Indexed 81 documents
validate query ...


### > Test the top hit performance before and after fine tuning

In [29]:
# build opensearch query
os_query = {
    "size": 5,
    "query":{
        "knn": {
        "vector_field": {
            "vector": [],
            "k": 5
        }
        }
    },
    "_source": ["id", 
                "image-ref", 
                "caption"]}

In [30]:
from tqdm.notebook import tqdm

def evaluate_top_hit(dataset, top_k=5, model_id=None):
    queries = dataset["queries"]
    mapping = dataset["relevant_docs"]
    eval_results = []
    for q_id, query in tqdm(queries.items()):

        if model_id:
            os_query["query"]["knn"]["vector_field"]["vector"] = get_mm_embedding(text_description=query, 
                                                                                 model_id=model_id)
        else:
            os_query["query"]["knn"]["vector_field"]["vector"] = get_mm_embedding(text_description=query)
        os_query["size"] = top_k
        os_query["query"]["knn"]["vector_field"]["k"] = top_k
            
        results = os_manager.opensearch_query(os_query,
                                              index_name=index_name)
    
        retrieved_ids = []
        for index, value in enumerate(results):
            retrieved_ids.append(value["_source"]["id"])
    
        expected_id = mapping[q_id][0]
        
        is_hit = expected_id in retrieved_ids  # assume 1 relevant doc
    
        eval_result = {
            'is_hit': is_hit,
            'retrieved': retrieved_ids,
            'expected': expected_id,
            'query': q_id,
        }
        eval_results.append(eval_result)
    return eval_results

### > Orginal Base Model

In [31]:
eval_results = evaluate_top_hit(valid_dataset, top_k=5)

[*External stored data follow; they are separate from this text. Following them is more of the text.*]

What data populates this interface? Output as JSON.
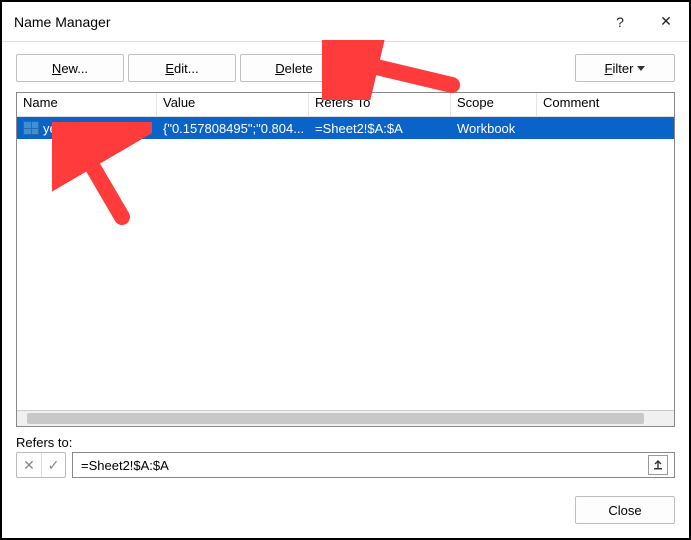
{
  "title": "Name Manager",
  "toolbar": {
    "new_label": "New...",
    "edit_label": "Edit...",
    "delete_label": "Delete",
    "filter_label": "Filter"
  },
  "columns": {
    "name": "Name",
    "value": "Value",
    "refers": "Refers To",
    "scope": "Scope",
    "comment": "Comment"
  },
  "rows": [
    {
      "name": "yeeees",
      "value": "{\"0.157808495\";\"0.804...",
      "refers": "=Sheet2!$A:$A",
      "scope": "Workbook",
      "comment": ""
    }
  ],
  "refers_section": {
    "label": "Refers to:",
    "value": "=Sheet2!$A:$A"
  },
  "footer": {
    "close_label": "Close"
  },
  "titlebar": {
    "help": "?",
    "close": "✕"
  },
  "annotations": {
    "arrow_color": "#ff3b3b"
  }
}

df_base = pd.DataFrame(eval_results)
top_hits = df_base['is_hit'].mean()

print("percent of top hits: {:.2f} %".format(top_hits*100))

  0%|          | 0/340 [00:00<?, ?it/s]

percent of top hits: 92.35 %


### > Fine tune Titan Multi-Modal Embedding

In [32]:
eval_results = evaluate_top_hit(valid_dataset, top_k=5, model_id=provisioned_model_id)

df_base = pd.DataFrame(eval_results)
top_hits = df_base['is_hit'].mean()

print("percent of top hits: {:.2f} %".format(top_hits*100))

  0%|          | 0/340 [00:00<?, ?it/s]

percent of top hits: 95.00 %